Pergeseran Strategi Dyrroth
Dengan pendekatan ini, prioritas bermain Dyrroth berubah. Ia tidak lagi hanya berperan sebagai eksekutor di belakang, tetapi kini bertugas untuk masuk lebih dulu ke dalam pertarungan. Tugas utamanya adalah menyerap serangan lawan, merusak formasi tim musuh, dan memudahkan rekan satu tim untuk melakukan pembersihan (sweeping).
Durabilitas Tinggi dalam Pertarungan
Gaya bermain ini sangat bergantung pada ketahanan yang tinggi dalam pertarungan berdurasi panjang (extended teamfight). Berikut adalah racikan item yang direkomendasikan oleh Rendyy:
- Dominance Ice: Mengurangi damage yang diterima dari lawan.
- Chastise Pauldron: Menambah ketahanan dari serangan musuh.
- Radiant Armor: Memberikan perlindungan yang lebih terhadap serangan magic.
- Oracle: Memaksimalkan efek pemulihan HP (sustain) saat Dyrroth melakukan basic attack atau skill.

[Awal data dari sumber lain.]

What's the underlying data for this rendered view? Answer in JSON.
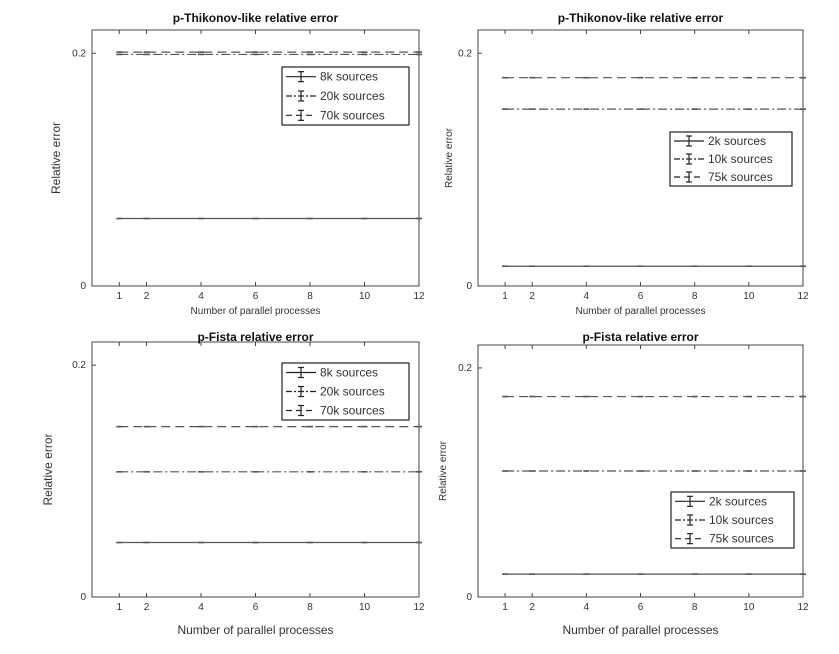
{
  "chart_data": [
    {
      "type": "line",
      "title": "p-Thikonov-like relative error",
      "xlabel": "Number of parallel processes",
      "ylabel": "Relative error",
      "xlim": [
        0,
        12
      ],
      "ylim": [
        0,
        0.22
      ],
      "xticks": [
        1,
        2,
        4,
        6,
        8,
        10,
        12
      ],
      "yticks": [
        0,
        0.2
      ],
      "ytick_labels": [
        "0",
        "0.2"
      ],
      "legend_position": "top-right",
      "series": [
        {
          "name": "8k sources",
          "style": "solid",
          "x": [
            1,
            2,
            4,
            6,
            8,
            10,
            12
          ],
          "values": [
            0.058,
            0.058,
            0.058,
            0.058,
            0.058,
            0.058,
            0.058
          ]
        },
        {
          "name": "20k sources",
          "style": "dashdot",
          "x": [
            1,
            2,
            4,
            6,
            8,
            10,
            12
          ],
          "values": [
            0.199,
            0.199,
            0.199,
            0.199,
            0.199,
            0.199,
            0.199
          ]
        },
        {
          "name": "70k sources",
          "style": "dashed",
          "x": [
            1,
            2,
            4,
            6,
            8,
            10,
            12
          ],
          "values": [
            0.201,
            0.201,
            0.201,
            0.201,
            0.201,
            0.201,
            0.201
          ]
        }
      ]
    },
    {
      "type": "line",
      "title": "p-Thikonov-like relative error",
      "xlabel": "Number of parallel processes",
      "ylabel": "Relative error",
      "xlim": [
        0,
        12
      ],
      "ylim": [
        0,
        0.22
      ],
      "xticks": [
        1,
        2,
        4,
        6,
        8,
        10,
        12
      ],
      "yticks": [
        0,
        0.2
      ],
      "ytick_labels": [
        "0",
        "0.2"
      ],
      "legend_position": "middle-right",
      "series": [
        {
          "name": "2k sources",
          "style": "solid",
          "x": [
            1,
            2,
            4,
            6,
            8,
            10,
            12
          ],
          "values": [
            0.017,
            0.017,
            0.017,
            0.017,
            0.017,
            0.017,
            0.017
          ]
        },
        {
          "name": "10k sources",
          "style": "dashdot",
          "x": [
            1,
            2,
            4,
            6,
            8,
            10,
            12
          ],
          "values": [
            0.152,
            0.152,
            0.152,
            0.152,
            0.152,
            0.152,
            0.152
          ]
        },
        {
          "name": "75k sources",
          "style": "dashed",
          "x": [
            1,
            2,
            4,
            6,
            8,
            10,
            12
          ],
          "values": [
            0.179,
            0.179,
            0.179,
            0.179,
            0.179,
            0.179,
            0.179
          ]
        }
      ]
    },
    {
      "type": "line",
      "title": "p-Fista relative error",
      "xlabel": "Number of parallel processes",
      "ylabel": "Relative error",
      "xlim": [
        0,
        12
      ],
      "ylim": [
        0,
        0.22
      ],
      "xticks": [
        1,
        2,
        4,
        6,
        8,
        10,
        12
      ],
      "yticks": [
        0,
        0.2
      ],
      "ytick_labels": [
        "0",
        "0.2"
      ],
      "legend_position": "top-right",
      "series": [
        {
          "name": "8k sources",
          "style": "solid",
          "x": [
            1,
            2,
            4,
            6,
            8,
            10,
            12
          ],
          "values": [
            0.047,
            0.047,
            0.047,
            0.047,
            0.047,
            0.047,
            0.047
          ]
        },
        {
          "name": "20k sources",
          "style": "dashdot",
          "x": [
            1,
            2,
            4,
            6,
            8,
            10,
            12
          ],
          "values": [
            0.108,
            0.108,
            0.108,
            0.108,
            0.108,
            0.108,
            0.108
          ]
        },
        {
          "name": "70k sources",
          "style": "dashed",
          "x": [
            1,
            2,
            4,
            6,
            8,
            10,
            12
          ],
          "values": [
            0.147,
            0.147,
            0.147,
            0.147,
            0.147,
            0.147,
            0.147
          ]
        }
      ]
    },
    {
      "type": "line",
      "title": "p-Fista relative error",
      "xlabel": "Number of parallel processes",
      "ylabel": "Relative error",
      "xlim": [
        0,
        12
      ],
      "ylim": [
        0,
        0.22
      ],
      "xticks": [
        1,
        2,
        4,
        6,
        8,
        10,
        12
      ],
      "yticks": [
        0,
        0.2
      ],
      "ytick_labels": [
        "0",
        "0.2"
      ],
      "legend_position": "bottom-right",
      "series": [
        {
          "name": "2k sources",
          "style": "solid",
          "x": [
            1,
            2,
            4,
            6,
            8,
            10,
            12
          ],
          "values": [
            0.02,
            0.02,
            0.02,
            0.02,
            0.02,
            0.02,
            0.02
          ]
        },
        {
          "name": "10k sources",
          "style": "dashdot",
          "x": [
            1,
            2,
            4,
            6,
            8,
            10,
            12
          ],
          "values": [
            0.11,
            0.11,
            0.11,
            0.11,
            0.11,
            0.11,
            0.11
          ]
        },
        {
          "name": "75k sources",
          "style": "dashed",
          "x": [
            1,
            2,
            4,
            6,
            8,
            10,
            12
          ],
          "values": [
            0.175,
            0.175,
            0.175,
            0.175,
            0.175,
            0.175,
            0.175
          ]
        }
      ]
    }
  ]
}
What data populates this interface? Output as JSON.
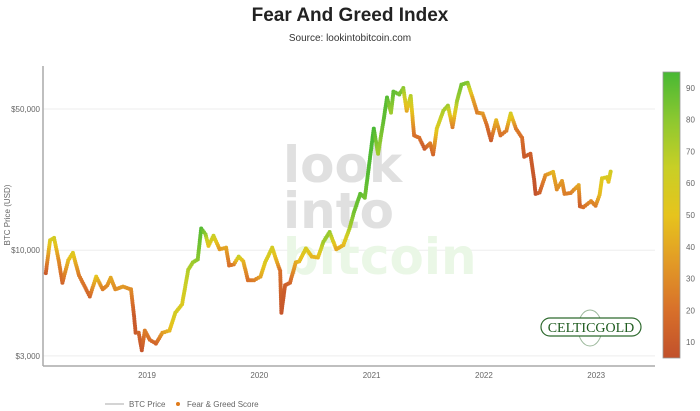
{
  "title": "Fear And Greed Index",
  "subtitle": "Source: lookintobitcoin.com",
  "watermark": [
    "look",
    "into",
    "bitcoin"
  ],
  "logo_text": "CELTICGOLD",
  "chart_data": {
    "type": "scatter",
    "title": "Fear And Greed Index",
    "subtitle": "Source: lookintobitcoin.com",
    "xlabel": "",
    "ylabel": "BTC Price (USD)",
    "y_scale": "log",
    "ylim": [
      2640,
      81600
    ],
    "y_ticks": [
      {
        "value": 3000,
        "label": "$3,000"
      },
      {
        "value": 10000,
        "label": "$10,000"
      },
      {
        "value": 50000,
        "label": "$50,000"
      }
    ],
    "x_ticks": [
      "2019",
      "2020",
      "2021",
      "2022",
      "2023"
    ],
    "grid": true,
    "legend": {
      "position": "bottom",
      "entries": [
        "BTC Price",
        "Fear & Greed Score"
      ]
    },
    "colorbar": {
      "range": [
        5,
        95
      ],
      "ticks": [
        10,
        20,
        30,
        40,
        50,
        60,
        70,
        80,
        90
      ],
      "colors": [
        "#c1502b",
        "#d8702a",
        "#e29a26",
        "#e6c41d",
        "#c8cf26",
        "#8cc830",
        "#48b834"
      ]
    },
    "series": [
      {
        "name": "BTC Price",
        "type": "line",
        "color": "#c8c8c8"
      },
      {
        "name": "Fear & Greed Score",
        "type": "scatter",
        "color": "#e07b1a"
      }
    ],
    "points": [
      [
        "2018-02-06",
        7700,
        10
      ],
      [
        "2018-02-20",
        11200,
        55
      ],
      [
        "2018-03-05",
        11500,
        60
      ],
      [
        "2018-03-20",
        8900,
        30
      ],
      [
        "2018-04-01",
        6900,
        15
      ],
      [
        "2018-04-20",
        8900,
        45
      ],
      [
        "2018-05-05",
        9700,
        55
      ],
      [
        "2018-05-25",
        7500,
        25
      ],
      [
        "2018-06-15",
        6500,
        20
      ],
      [
        "2018-06-29",
        5900,
        15
      ],
      [
        "2018-07-20",
        7400,
        50
      ],
      [
        "2018-08-10",
        6400,
        25
      ],
      [
        "2018-08-25",
        6700,
        30
      ],
      [
        "2018-09-05",
        7300,
        40
      ],
      [
        "2018-09-20",
        6400,
        30
      ],
      [
        "2018-10-15",
        6600,
        35
      ],
      [
        "2018-11-10",
        6400,
        30
      ],
      [
        "2018-11-20",
        4700,
        10
      ],
      [
        "2018-11-25",
        3900,
        10
      ],
      [
        "2018-12-05",
        3900,
        15
      ],
      [
        "2018-12-15",
        3200,
        8
      ],
      [
        "2018-12-25",
        4000,
        25
      ],
      [
        "2019-01-10",
        3600,
        20
      ],
      [
        "2019-01-30",
        3450,
        15
      ],
      [
        "2019-02-20",
        3900,
        35
      ],
      [
        "2019-03-15",
        4000,
        45
      ],
      [
        "2019-04-03",
        4900,
        60
      ],
      [
        "2019-04-25",
        5400,
        55
      ],
      [
        "2019-05-15",
        8000,
        70
      ],
      [
        "2019-05-30",
        8700,
        75
      ],
      [
        "2019-06-15",
        9000,
        80
      ],
      [
        "2019-06-26",
        12800,
        92
      ],
      [
        "2019-07-10",
        12000,
        80
      ],
      [
        "2019-07-20",
        10500,
        50
      ],
      [
        "2019-08-05",
        11800,
        65
      ],
      [
        "2019-08-25",
        10100,
        35
      ],
      [
        "2019-09-15",
        10300,
        40
      ],
      [
        "2019-09-25",
        8400,
        20
      ],
      [
        "2019-10-10",
        8500,
        25
      ],
      [
        "2019-10-26",
        9300,
        65
      ],
      [
        "2019-11-10",
        8800,
        45
      ],
      [
        "2019-11-25",
        7100,
        20
      ],
      [
        "2019-12-15",
        7100,
        25
      ],
      [
        "2020-01-05",
        7400,
        38
      ],
      [
        "2020-01-20",
        8700,
        55
      ],
      [
        "2020-02-12",
        10300,
        60
      ],
      [
        "2020-02-28",
        8700,
        40
      ],
      [
        "2020-03-09",
        7900,
        20
      ],
      [
        "2020-03-13",
        4900,
        8
      ],
      [
        "2020-03-25",
        6700,
        12
      ],
      [
        "2020-04-10",
        6900,
        15
      ],
      [
        "2020-04-29",
        8700,
        40
      ],
      [
        "2020-05-10",
        8800,
        45
      ],
      [
        "2020-06-01",
        10200,
        58
      ],
      [
        "2020-06-20",
        9300,
        45
      ],
      [
        "2020-07-10",
        9200,
        45
      ],
      [
        "2020-07-28",
        11000,
        75
      ],
      [
        "2020-08-17",
        12300,
        78
      ],
      [
        "2020-09-08",
        10100,
        40
      ],
      [
        "2020-10-01",
        10600,
        45
      ],
      [
        "2020-10-21",
        12800,
        72
      ],
      [
        "2020-11-05",
        15500,
        85
      ],
      [
        "2020-11-25",
        19000,
        90
      ],
      [
        "2020-12-10",
        18200,
        85
      ],
      [
        "2020-12-20",
        23800,
        92
      ],
      [
        "2021-01-08",
        40000,
        95
      ],
      [
        "2021-01-22",
        30000,
        75
      ],
      [
        "2021-02-10",
        45000,
        90
      ],
      [
        "2021-02-20",
        57000,
        92
      ],
      [
        "2021-03-05",
        48000,
        75
      ],
      [
        "2021-03-13",
        61000,
        90
      ],
      [
        "2021-04-01",
        59000,
        85
      ],
      [
        "2021-04-14",
        63500,
        80
      ],
      [
        "2021-04-25",
        49000,
        40
      ],
      [
        "2021-05-08",
        58000,
        70
      ],
      [
        "2021-05-19",
        37000,
        20
      ],
      [
        "2021-06-05",
        36000,
        20
      ],
      [
        "2021-06-22",
        31800,
        10
      ],
      [
        "2021-07-10",
        33800,
        25
      ],
      [
        "2021-07-20",
        29800,
        15
      ],
      [
        "2021-08-01",
        40000,
        55
      ],
      [
        "2021-08-22",
        49000,
        72
      ],
      [
        "2021-09-06",
        52000,
        75
      ],
      [
        "2021-09-21",
        40700,
        25
      ],
      [
        "2021-10-06",
        55000,
        75
      ],
      [
        "2021-10-20",
        66000,
        85
      ],
      [
        "2021-11-09",
        67500,
        82
      ],
      [
        "2021-11-25",
        57000,
        40
      ],
      [
        "2021-12-10",
        48000,
        25
      ],
      [
        "2021-12-28",
        47500,
        35
      ],
      [
        "2022-01-10",
        41800,
        20
      ],
      [
        "2022-01-24",
        35000,
        10
      ],
      [
        "2022-02-10",
        44000,
        45
      ],
      [
        "2022-02-24",
        37000,
        20
      ],
      [
        "2022-03-15",
        39000,
        25
      ],
      [
        "2022-03-29",
        47500,
        60
      ],
      [
        "2022-04-15",
        40000,
        25
      ],
      [
        "2022-05-05",
        36000,
        20
      ],
      [
        "2022-05-12",
        29000,
        10
      ],
      [
        "2022-06-01",
        30000,
        12
      ],
      [
        "2022-06-13",
        22500,
        8
      ],
      [
        "2022-06-18",
        19000,
        6
      ],
      [
        "2022-07-01",
        19300,
        12
      ],
      [
        "2022-07-20",
        23500,
        30
      ],
      [
        "2022-08-14",
        24400,
        45
      ],
      [
        "2022-08-26",
        20000,
        30
      ],
      [
        "2022-09-12",
        22000,
        35
      ],
      [
        "2022-09-20",
        19000,
        25
      ],
      [
        "2022-10-10",
        19200,
        25
      ],
      [
        "2022-11-05",
        21000,
        40
      ],
      [
        "2022-11-09",
        16500,
        12
      ],
      [
        "2022-11-20",
        16300,
        20
      ],
      [
        "2022-12-15",
        17500,
        30
      ],
      [
        "2022-12-30",
        16600,
        25
      ],
      [
        "2023-01-12",
        18800,
        45
      ],
      [
        "2023-01-20",
        22700,
        55
      ],
      [
        "2023-02-05",
        23000,
        58
      ],
      [
        "2023-02-10",
        21800,
        48
      ],
      [
        "2023-02-17",
        24500,
        60
      ]
    ]
  }
}
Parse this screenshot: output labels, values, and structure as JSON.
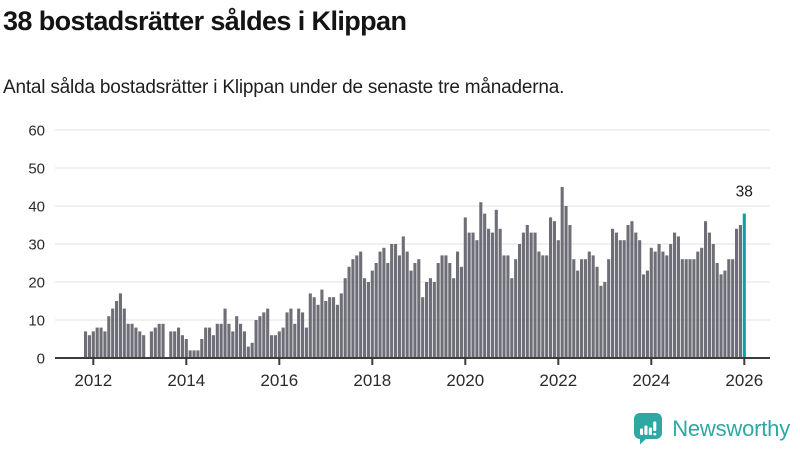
{
  "chart_data": {
    "type": "bar",
    "title": "38 bostadsrätter såldes i Klippan",
    "subtitle": "Antal sålda bostadsrätter i Klippan under de senaste tre månaderna.",
    "x_start": "2011-11",
    "x_end": "2026-01",
    "frequency": "monthly",
    "values": [
      7,
      6,
      7,
      8,
      8,
      7,
      11,
      13,
      15,
      17,
      13,
      9,
      9,
      8,
      7,
      6,
      0,
      7,
      8,
      9,
      9,
      0,
      7,
      7,
      8,
      6,
      5,
      2,
      2,
      2,
      5,
      8,
      8,
      6,
      9,
      9,
      13,
      9,
      7,
      11,
      9,
      7,
      3,
      4,
      10,
      11,
      12,
      13,
      6,
      6,
      7,
      8,
      12,
      13,
      9,
      13,
      12,
      8,
      17,
      16,
      14,
      18,
      15,
      16,
      16,
      14,
      17,
      21,
      24,
      26,
      27,
      28,
      21,
      20,
      23,
      25,
      28,
      29,
      25,
      30,
      30,
      27,
      32,
      28,
      23,
      25,
      26,
      16,
      20,
      21,
      20,
      25,
      27,
      27,
      25,
      21,
      28,
      24,
      37,
      33,
      33,
      31,
      41,
      38,
      34,
      33,
      39,
      34,
      27,
      27,
      21,
      26,
      30,
      33,
      35,
      33,
      33,
      28,
      27,
      27,
      37,
      36,
      31,
      45,
      40,
      35,
      26,
      23,
      26,
      26,
      28,
      27,
      24,
      19,
      20,
      26,
      34,
      33,
      31,
      31,
      35,
      36,
      33,
      31,
      22,
      23,
      29,
      28,
      30,
      28,
      27,
      30,
      33,
      32,
      26,
      26,
      26,
      26,
      28,
      29,
      36,
      33,
      30,
      25,
      22,
      23,
      26,
      26,
      34,
      35,
      38
    ],
    "highlight": {
      "index": 170,
      "label": "38",
      "value": 38
    },
    "ylim": [
      0,
      60
    ],
    "yticks": [
      0,
      10,
      20,
      30,
      40,
      50,
      60
    ],
    "xtick_years": [
      2012,
      2014,
      2016,
      2018,
      2020,
      2022,
      2024,
      2026
    ],
    "grid": true,
    "legend": "none",
    "colors": {
      "bar": "#6e6e76",
      "highlight": "#0aa2a2",
      "grid": "#e6e6e6",
      "axis": "#3c3c3c",
      "tick_label": "#2b2b2b",
      "annotation": "#1a1a1a"
    }
  },
  "footer": {
    "brand": "Newsworthy",
    "brand_color": "#2fa7a3",
    "icon": "newsworthy-bars-bubble-icon"
  }
}
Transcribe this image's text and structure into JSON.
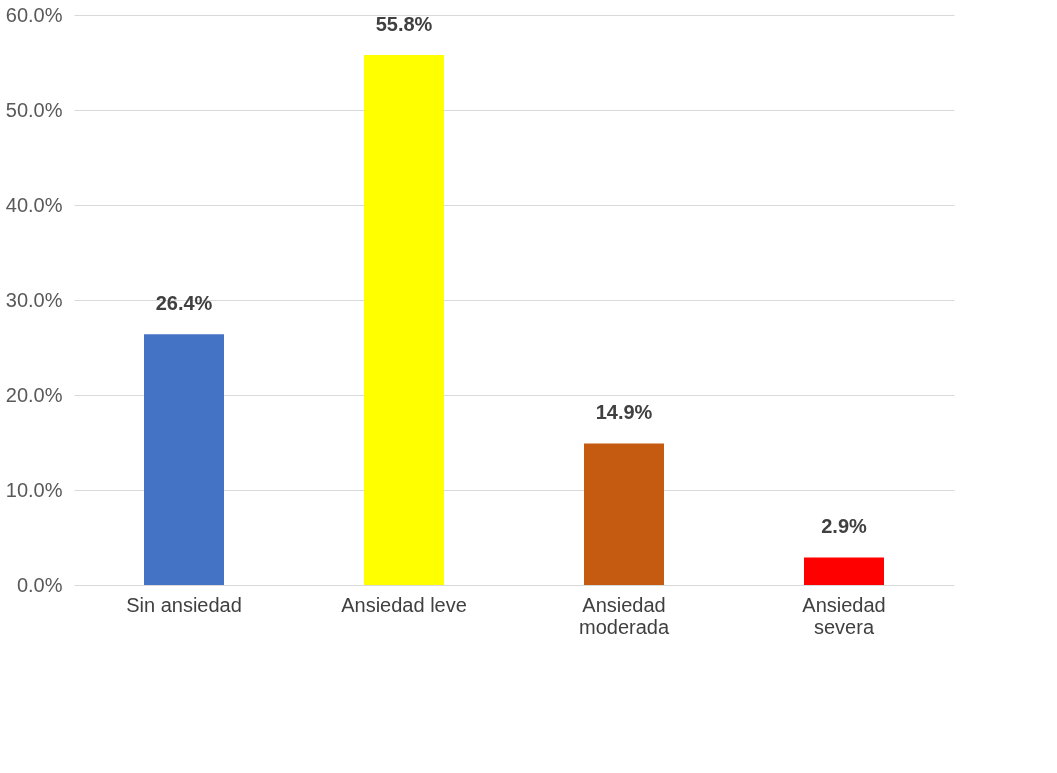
{
  "chart_data": {
    "type": "bar",
    "categories": [
      "Sin ansiedad",
      "Ansiedad leve",
      "Ansiedad moderada",
      "Ansiedad severa"
    ],
    "values": [
      26.4,
      55.8,
      14.9,
      2.9
    ],
    "colors": [
      "#4472c4",
      "#ffff00",
      "#c55a11",
      "#ff0000"
    ],
    "value_labels": [
      "26.4%",
      "55.8%",
      "14.9%",
      "2.9%"
    ],
    "ylim": [
      0,
      60
    ],
    "yticks": [
      {
        "value": 0,
        "label": "0.0%"
      },
      {
        "value": 10,
        "label": "10.0%"
      },
      {
        "value": 20,
        "label": "20.0%"
      },
      {
        "value": 30,
        "label": "30.0%"
      },
      {
        "value": 40,
        "label": "40.0%"
      },
      {
        "value": 50,
        "label": "50.0%"
      },
      {
        "value": 60,
        "label": "60.0%"
      }
    ],
    "grid": "y"
  }
}
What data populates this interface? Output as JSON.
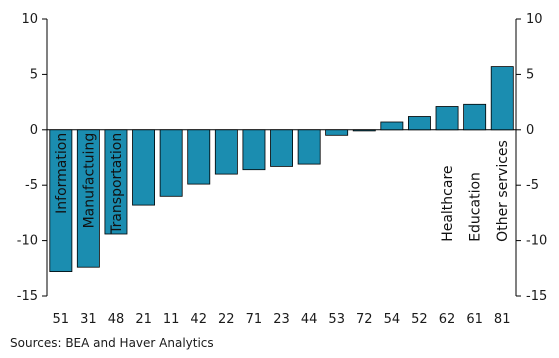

Talent dan Battle Spell yang Direkomendasikan
Untuk mendukung item pertahanan tersebut, Rendyy menggunakan susunan talent Emblem Custom Fighter dengan rincian sebagai berikut:
- Talent 1: Vitality (Tambahan HP)
- Talent 2: Festival of Blood (Tambahan Spell Vamp)
- Talent 3: Brave Smite (Pemulihan HP saat memberikan damage skill)
Untuk Battle Spell, pilihan jatuh pada Flicker. Spell ini memberikan fleksibilitas tinggi bagi Dyrroth untuk melakukan ambush, mengejar target yang melarikan diri, atau meloloskan diri setelah menyerap damage dari musuh.
Memainkan Dyrroth dengan Efektif
Kunci untuk memainkan build ini adalah menghilangkan obsesi akan akumulasi kill. Dyrroth harus berperan sebagai pengganggu (disrupter) sekaligus penyerap resource lawan. Kombinasi skill yang efektif adalah dengan menggunakan Skill 2 untuk mendekati musuh, dilanjutkan dengan Skill 1 dan Basic Attack, lalu diakhiri dengan Ultimate ketika HP lawan sudah menipis. Dalam situasi pertempuran berkelanjutan, Dyrroth juga dapat melakukan peel untuk melindungi Marksman atau Mage dari serangan Assassin musuh.
Peringatan untuk Pemain Solo Queue
Penting untuk dicatat bahwa build Fighter sustain ini tidak disarankan untuk pemain Solo Queue di mode Ranked. Dalam permainan solo, damage yang rendah dapat menyulitkan untuk membawa tim jika dalam posisi tertinggal. Disarankan untuk menggunakan build ini hanya saat bermain dalam tim penuh (premade) atau di turnamen kompetitif dengan komunikasi yang jelas.